Kepergiannya ditangisi banyak orang. Kehadirannya selalu dirindukan. Laku hidupnya banyak dijadikan inspirasi dan teladan. Pemikiran dan gagasan-gagasannya menjadi angin segar di tengah kering-kerontangnya pada saat masyarakat Indonesia dalam situasi ‘moral’ yang disebut “krisis kemanusiaan”. Walaupun, kadang-kadang pemikirannya kerap mengundang polemik di tengah masyarakat (yang tidak memahami visi-misinya).
Itulah Gus Dur, sosok manusia multidimensi. Ia intelektual atau cendekiawan muslim, kiai sekaligus ulama, dan pejuang kemanusiaan yang cukup berpengaruh sampai saat ini. Meskipun Gus Dur telah lama meninggalkan kita, tetapi ia masih hidup dalam diri bangsa Indonesia melalui pemikiran atau gagasan-gagasan yang ditelurkannya. Yang menarik, ia tidak sekadar fenomenal di kalangan umat muslim, terutama Nahdlatul Ulama (NU), juga di kalangan non-muslim. Sehingga, mencari sosok seperti Gus Dur teramat sulit, apalagi untuk saat ini.

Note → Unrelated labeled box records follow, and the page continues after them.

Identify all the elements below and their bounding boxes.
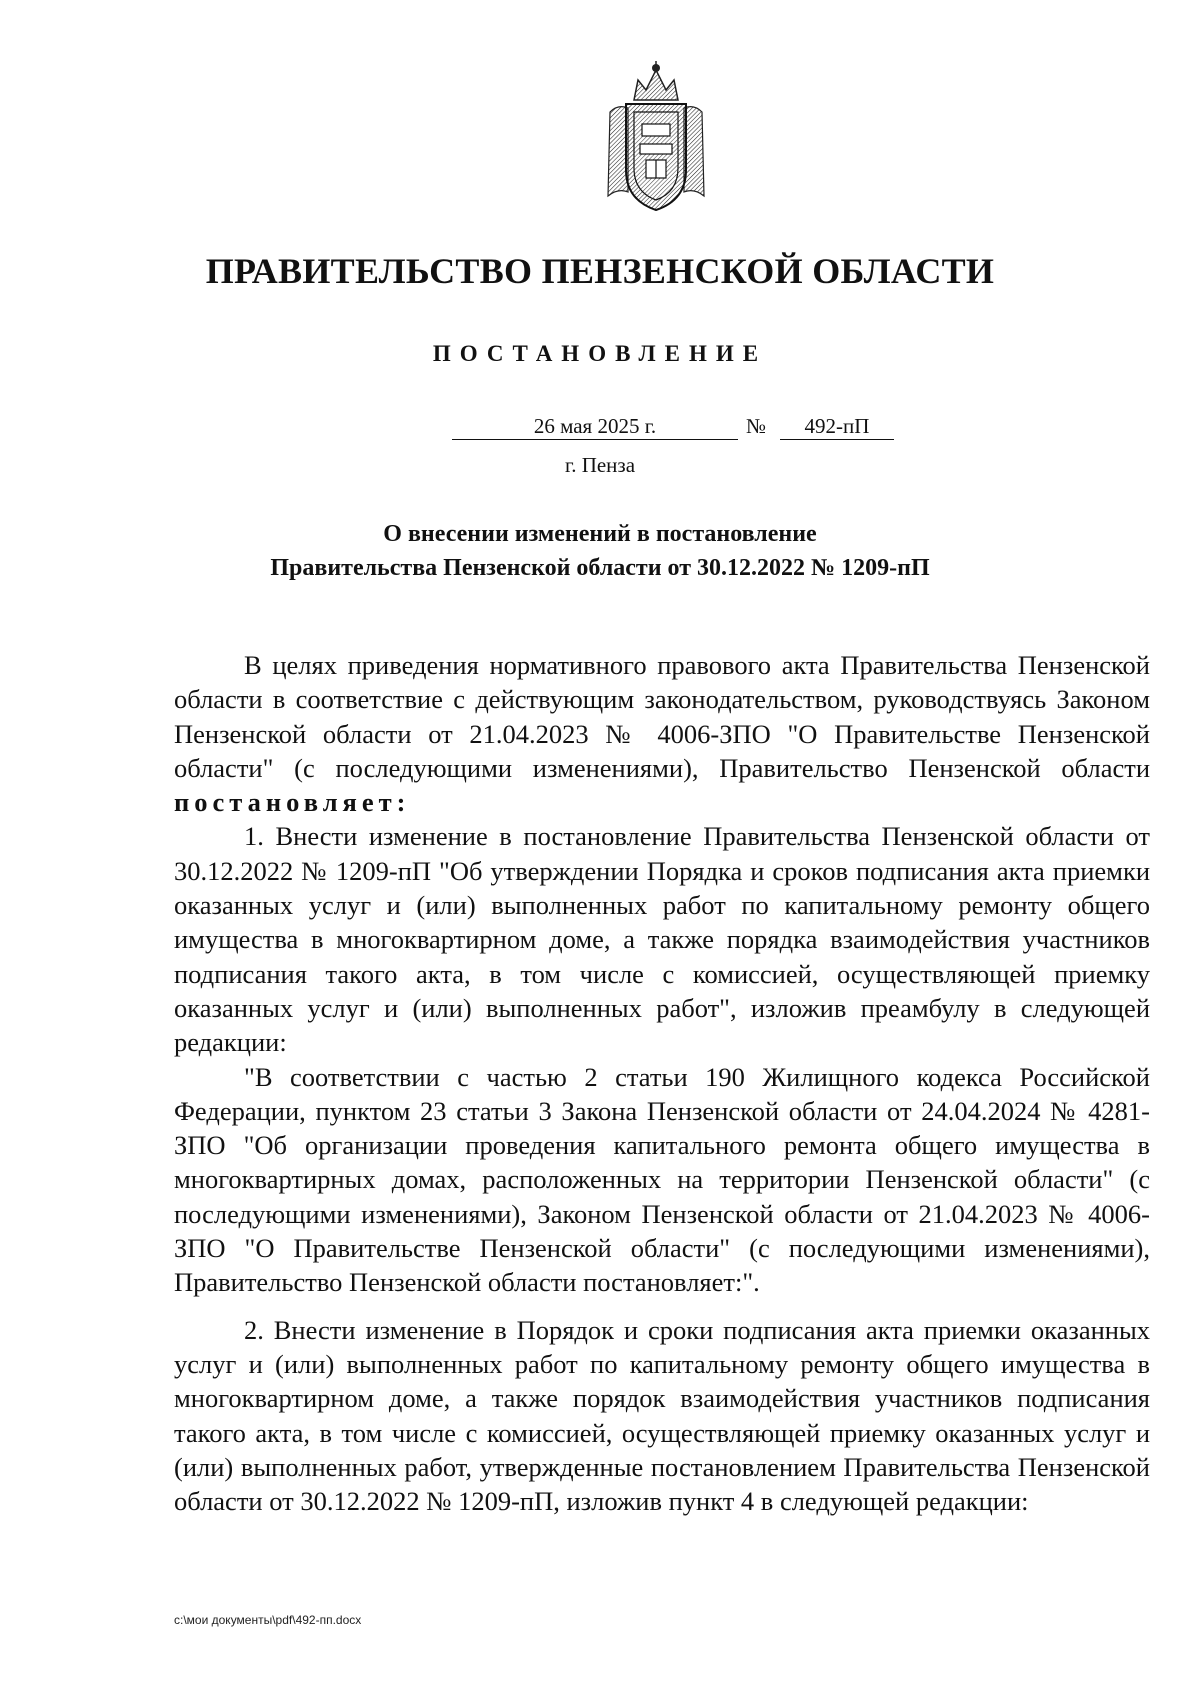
preamble-text: В целях приведения нормативного правового акта Правительства Пензенской области в соответствие с действующим законодательством, руководствуясь Законом Пензенской области от 21.04.2023 № 4006-ЗПО "О Правительстве Пензенской области" (с последующими изменениями), Правительство Пензенской области [174,650,1150,783]
document-number: 492-пП [780,414,894,440]
heading-line-2: Правительства Пензенской области от 30.12.2022 № 1209-пП [270,555,930,581]
document-type: ПОСТАНОВЛЕНИЕ [432,341,768,366]
paragraph-preamble [174,648,1150,819]
paragraph-quoted-preamble: "В соответствии с частью 2 статьи 190 Жилищного кодекса Российской Федерации, пунктом 23 статьи 3 Закона Пензенской области от 24.04.2024 № 4281-ЗПО "Об организации проведения капитального ремонта общего имущества в многоквартирных домах, расположенных на территории Пензенской области" (с последующими изменениями), Законом Пензенской области от 21.04.2023 № 4006-ЗПО "О Правительстве Пензенской области" (с последующими изменениями), Правительство Пензенской области постановляет:". [174,1061,1150,1298]
organization-title: ПРАВИТЕЛЬСТВО ПЕНЗЕНСКОЙ ОБЛАСТИ [205,251,995,291]
heading-line-1: О внесении изменений в постановление [383,521,817,547]
paragraph-item-2: 2. Внести изменение в Порядок и сроки подписания акта приемки оказанных услуг и (или) выполненных работ по капитальному ремонту общего имущества в многоквартирном доме, а также порядок взаимодействия участников подписания такого акта, в том числе с комиссией, осуществляющей приемку оказанных услуг и (или) выполненных работ, утвержденные постановлением Правительства Пензенской области от 30.12.2022 № 1209-пП, изложив пункт 4 в следующей редакции: [174,1314,1150,1517]
file-path-footer: c:\мои документы\pdf\492-пп.docx [174,1613,362,1627]
document-date: 26 мая 2025 г. [452,414,738,440]
issue-city: г. Пенза [564,453,636,477]
number-sign: № [746,414,767,438]
coat-of-arms-icon [604,60,708,212]
document-heading [0,517,1200,585]
resolves-emphasis: постановляет: [174,787,411,818]
paragraph-item-1: 1. Внести изменение в постановление Правительства Пензенской области от 30.12.2022 № 1209-пП "Об утверждении Порядка и сроков подписания акта приемки оказанных услуг и (или) выполненных работ по капитальному ремонту общего имущества в многоквартирном доме, а также порядка взаимодействия участников подписания такого акта, в том числе с комиссией, осуществляющей приемку оказанных услуг и (или) выполненных работ", изложив преамбулу в следующей редакции: [174,821,1150,1058]
document-body [174,648,1150,1518]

Semasa hidup, Gus Dur memang dikenal dengan ungkapan-ungkapannya yang ganjil. Salah satunya, “Tuhan tidak perlu dibela karena Tuhan sudah Maha Segalanya. Tetapi belalah mereka-mereka yang diperlakukan tidak adil dan diskriminatif”. Walau begitu, Gus Dur adalah termasuk aktivis kemanusiaan. Ia memperjuangkan kesetaraan umat manusia, terutama di Indonesia, baik melalui karya, pemikiran maupun laku hidup sehari-hari. Tidak berlebihan jika penulis menjuluki Gus Dur sebagai bapak sosialisme dari pesantren abad ke-21 ini. Mengapa? Untuk menjawab pertanyaan ini, tentu saja, memerlukan argumentasi dan analisa yang kuat dengan menelisik rekam jejak dan sepak terjang perjuangan Gus Dur.
Secara pribadi, penulis tidak mengenal sosok Gus Dur bahkan tidak ‘berjabat’ secara langsung. Penulis hanya mengenal dari buah pemikiran dan gagasannya yang ditelurkan dalam sebuah karya. Hasil dari pengamatan penulis dari apa yang dibaca, dilihat dan dicermati ihwal perjalanan hidup dan sepak terjangnya, terutama dalam kemasyarakatan dan keberagamaan, dapat direfleksikan ke dalam 4 hal mengapa Gus Dur oleh penulis layak dijuluki Bapak sosialisme di abad ke-21 ini.
Pertama, Gus Dur seorang pesantren tulen. Sudah jamak diketahui bersama bahwa pesantren adalah salah satu lembaga pendidikan tertua di Indonesia. Sebagai lembaga tertua, pesantren memainkan peranan penting dalam penyebaran dakwah Islam di bumi Nusantara. Sejak kali pertama berdiri, pesantren mendeklarasikan diri sebagai lembaga pusat kajian ilmu-ilmu keislaman (tafaqquh fid-dien). Kontribusinya begitu besar terhadap tegaknya Islam Ahlussunnah Waljamaah sampai saat ini.
Kendati demikian, misi utama pesantren adalah membentuk akhlak seorang santri, selain mencetak para kader-kader ulama. Alih-alih mengajarkan ilmu-ilmu agama, akhlaklah yang diutamakan. Tidak mengherankan, jika di pesantren akhlak memiliki posisi (kedudukan) yang strategis bahkan menjadi prioritas utama.
Tak hanya itu, pesantren juga mengajarkan tentang pentingnya sikap toleransi terhadap sesama, baik kepada santri ataupun non-santri. Dengan posisinya sebagai lembaga pendidikan Islam, adalah wajar jika pesantren tidak membedakan status sosial dan kelas masyarakat. Artinya, siapa saja yang berkeinginan untuk mempelajari atau memperdalam pengetahuan keagamaan Islam, diperbolehkan memasuki lembaga tersebut.